Animal science professor Gregoy Bedecarrats (left) and graduate student Jennifer Perttula

Animal science professor Gregoy Bedecarrats has been studying how light affects reproduction patterns in a flock of blind Smokey Joes, a strain of White Leghorn birds. He says a better understanding of how light influences reproduction in birds will give producers more tools to alter light techniques for higher performance.

“We’re at the early stage, but this research will be very beneficial to producers as a management tool,” says Bedecarrats.

This study began in 2004, when Bedecarrats was given a flock of blind Smokey Joes by researchers from Michigan State University. At that point, few studies had been done with the blind birds, and he was eager to learn more.

Typically, chickens start reproductive development after sensing an increase in day length, Bedecarrats says. This happens when more light is absorbed by a portion of the brain called the hypothalamus, which secretes hormones and controls the part of the nervous system responsible for regulating automatic body functions such as temperature, blood pressure, thirst, hunger and the sleep-wake cycle. But in blind chickens, Bedecarrats learned light was being integrated differently.

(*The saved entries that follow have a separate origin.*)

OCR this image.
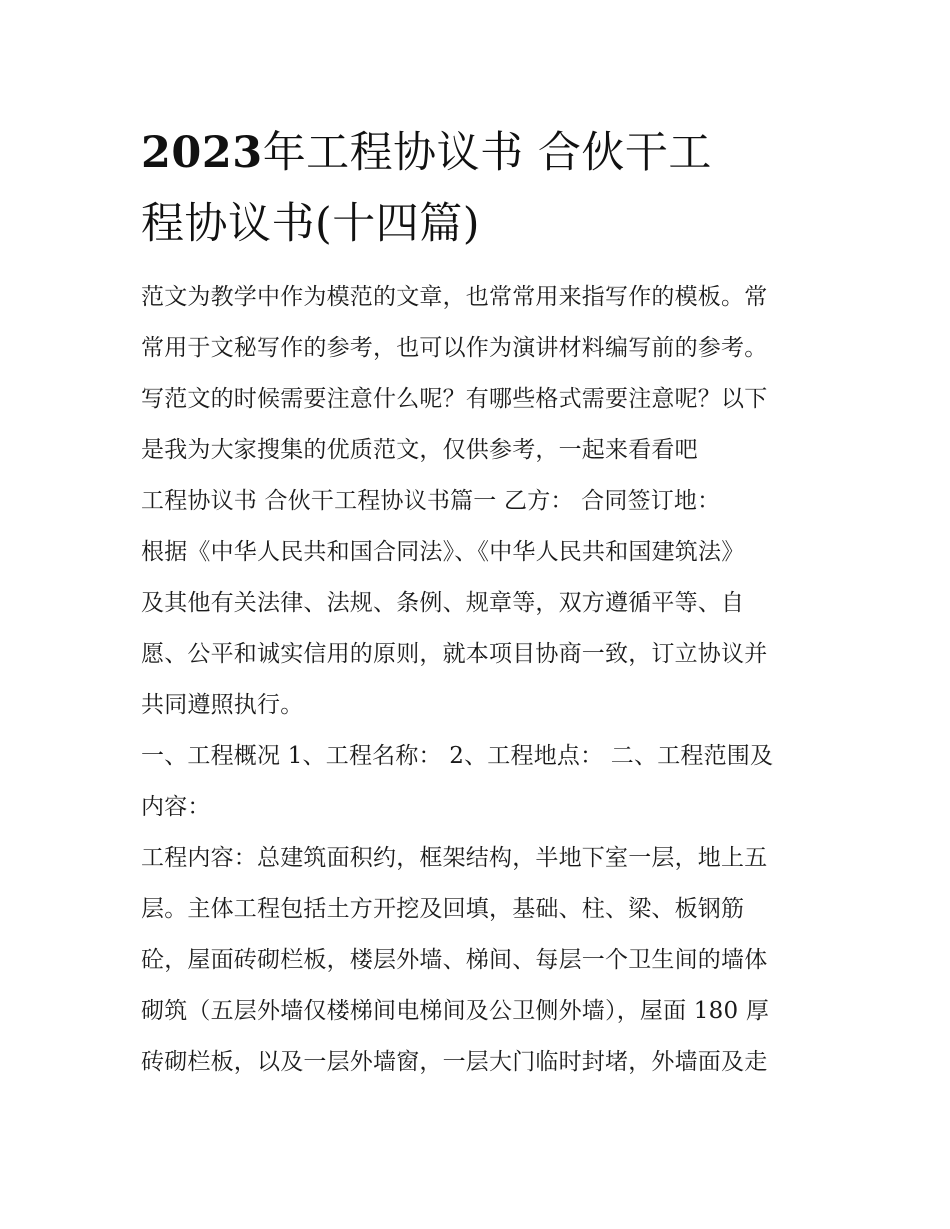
2023年工程协议书 合伙干工
程协议书(十四篇)

范文为教学中作为模范的文章，也常常用来指写作的模板。常
常用于文秘写作的参考，也可以作为演讲材料编写前的参考。
写范文的时候需要注意什么呢？有哪些格式需要注意呢？以下
是我为大家搜集的优质范文，仅供参考，一起来看看吧

工程协议书 合伙干工程协议书篇一 乙方： 合同签订地：

根据《中华人民共和国合同法》、《中华人民共和国建筑法》
及其他有关法律、法规、条例、规章等，双方遵循平等、自
愿、公平和诚实信用的原则，就本项目协商一致，订立协议并
共同遵照执行。

一、工程概况 1、工程名称： 2、工程地点： 二、工程范围及
内容：

工程内容：总建筑面积约，框架结构，半地下室一层，地上五
层。主体工程包括土方开挖及回填，基础、柱、梁、板钢筋
砼，屋面砖砌栏板，楼层外墙、梯间、每层一个卫生间的墙体
砌筑（五层外墙仅楼梯间电梯间及公卫侧外墙），屋面 180 厚
砖砌栏板，以及一层外墙窗，一层大门临时封堵，外墙面及走
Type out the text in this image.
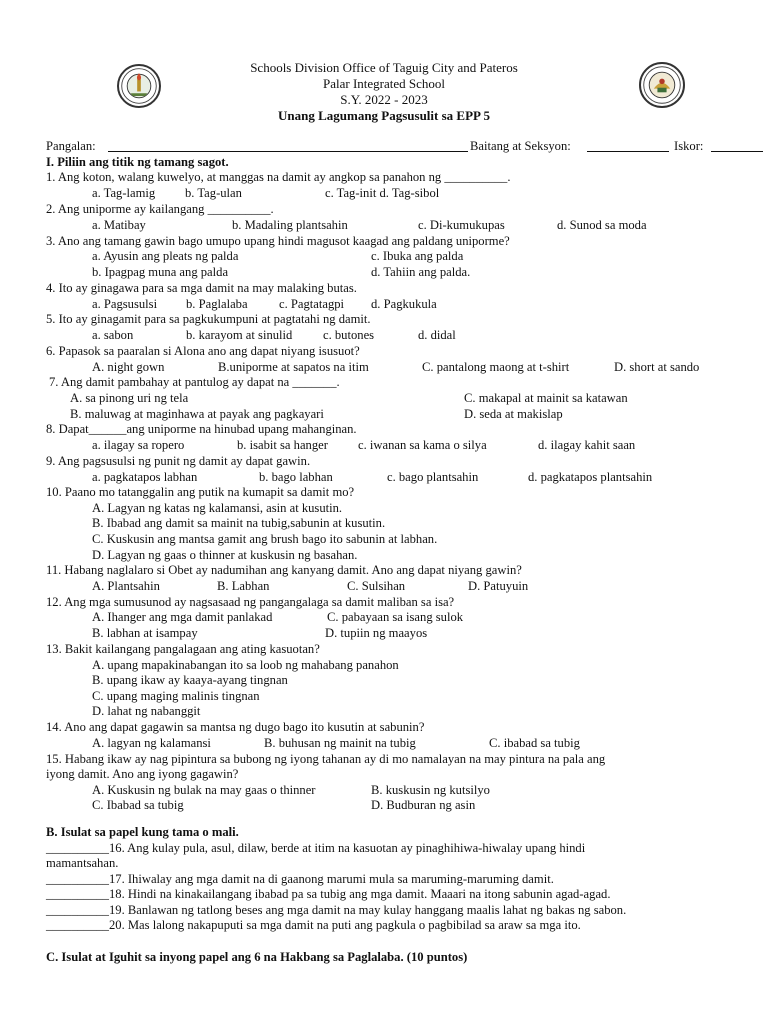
Schools Division Office of Taguig City and Pateros
Palar Integrated School
S.Y. 2022 - 2023
Unang Lagumang Pagsusulit sa EPP 5
Pangalan:	Baitang at Seksyon:	Iskor:
I. Piliin ang titik ng tamang sagot.
1. Ang koton, walang kuwelyo, at manggas na damit ay angkop sa panahon ng __________.
a. Tag-lamig b. Tag-ulan	c. Tag-init d. Tag-sibol
2. Ang uniporme ay kailangang __________.
a. Matibay	b. Madaling plantsahin	c. Di-kumukupas	d. Sunod sa moda
3. Ano ang tamang gawin bago umupo upang hindi magusot kaagad ang paldang uniporme?
a. Ayusin ang pleats ng palda	c. Ibuka ang palda
b. Ipagpag muna ang palda	d. Tahiin ang palda.
4. Ito ay ginagawa para sa mga damit na may malaking butas.
a. Pagsusulsi b. Paglalaba c. Pagtatagpi d. Pagkukula
5. Ito ay ginagamit para sa pagkukumpuni at pagtatahi ng damit.
a. sabon	b. karayom at sinulid c. butones	d. didal
6. Papasok sa paaralan si Alona ano ang dapat niyang isusuot?
A. night gown	B.uniporme at sapatos na itim	C. pantalong maong at t-shirt	D. short at sando
7. Ang damit pambahay at pantulog ay dapat na _______.
A. sa pinong uri ng tela	C. makapal at mainit sa katawan
B. maluwag at maginhawa at payak ang pagkayari	D. seda at makislap
8. Dapat______ang uniporme na hinubad upang mahanginan.
a. ilagay sa ropero	b. isabit sa hanger c. iwanan sa kama o silya	d. ilagay kahit saan
9. Ang pagsusulsi ng punit ng damit ay dapat gawin.
a. pagkatapos labhan	b. bago labhan	c. bago plantsahin	d. pagkatapos plantsahin
10. Paano mo tatanggalin ang putik na kumapit sa damit mo?
A. Lagyan ng katas ng kalamansi, asin at kusutin.
B. Ibabad ang damit sa mainit na tubig,sabunin at kusutin.
C. Kuskusin ang mantsa gamit ang brush bago ito sabunin at labhan.
D. Lagyan ng gaas o thinner at kuskusin ng basahan.
11. Habang naglalaro si Obet ay nadumihan ang kanyang damit. Ano ang dapat niyang gawin?
A. Plantsahin	B. Labhan	C. Sulsihan	D. Patuyuin
12. Ang mga sumusunod ay nagsasaad ng pangangalaga sa damit maliban sa isa?
A. Ihanger ang mga damit panlakad	C. pabayaan sa isang sulok
B. labhan at isampay	D. tupiin ng maayos
13. Bakit kailangang pangalagaan ang ating kasuotan?
A. upang mapakinabangan ito sa loob ng mahabang panahon
B. upang ikaw ay kaaya-ayang tingnan
C. upang maging malinis tingnan
D. lahat ng nabanggit
14. Ano ang dapat gagawin sa mantsa ng dugo bago ito kusutin at sabunin?
A. lagyan ng kalamansi	B. buhusan ng mainit na tubig	C. ibabad sa tubig
15. Habang ikaw ay nag pipintura sa bubong ng iyong tahanan ay di mo namalayan na may pintura na pala ang
iyong damit. Ano ang iyong gagawin?
A. Kuskusin ng bulak na may gaas o thinner	B. kuskusin ng kutsilyo
C. Ibabad sa tubig	D. Budburan ng asin
B. Isulat sa papel kung tama o mali.
__________16. Ang kulay pula, asul, dilaw, berde at itim na kasuotan ay pinaghihiwa-hiwalay upang hindi
mamantsahan.
__________17. Ihiwalay ang mga damit na di gaanong marumi mula sa maruming-maruming damit.
__________18. Hindi na kinakailangang ibabad pa sa tubig ang mga damit. Maaari na itong sabunin agad-agad.
__________19. Banlawan ng tatlong beses ang mga damit na may kulay hanggang maalis lahat ng bakas ng sabon.
__________20. Mas lalong nakapuputi sa mga damit na puti ang pagkula o pagbibilad sa araw sa mga ito.
C. Isulat at Iguhit sa inyong papel ang 6 na Hakbang sa Paglalaba. (10 puntos)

In the study, he found that while light directly stimulates the hypothalamus, it also inhibits reproduction when it is perceived by the retina of the eye. Because blind birds lack the retina, they only experience the stimulatory influence on the hypothalamus, which encourages them to begin laying eggs earlier.

By studying the types of rays that comprise light, Bedecarrats says two different pathways co-exist in birds to interpret their daily exposure to light. The first is a pathway that involves blue-green light wavelengths (mainly perceived by the retina). The second pathway involves wavelengths from the red spectrum, which penetrate the skull and stimulate the hypothalamus.

With this knowledge, he suggests that blue-green rays can have inhibitory properties, and that red rays are what stimulate chickens to begin their laying cycle. When both pathways co-exist (in normally sighted birds), the length of the period of light they are exposed to each day dictates the physiological response. So, in short days the inhibitory pathway is prevalent and in long days the red rays overpower and initiate reproductive maturation.

Bedecarrats says because blind birds lack a retina, they don’t have the inhibitory effects of the blue-green rays so they begin laying eggs earlier, even without any increase in day length. Now, he hopes to further explore when and how the retina degenerates in the blind chickens.

Some of the chicks in the blind strain are born with sight, but within the first three weeks loose sight and become completely blind. The blind birds are less aggressive and less stressed from human interaction, says Bedecarrats.

Working with the genetically blind birds provided some early challenges that involved alterations in the barn, including the installation of hard drinking cups in place of nipple drinkers so the birds could identify the cups more easily for drinking. Bedecarrats says the blind chickens adapted better when they had sighted birds to follow so they could initially map the environment.

While five forms of hereditary retinal degeneration have been previously reported in chicken strains such as Rhode Island Red and White Leghorn, research focused on mapping genes that could be used to advance the human medical field. Bedecarrats says more research is needed to determine how blind birds can be used to benefit the poultry industry.

Also involved in this project are graduate students Jennifer Perttula and Heather McFarlane. This research is funded in part by the Poultry Industry Council, the Natural Sciences and Engineering Research Council, Agriculture and Agri-Food Canada and the Ontario Ministry of Agriculture, Food and Rural Affairs.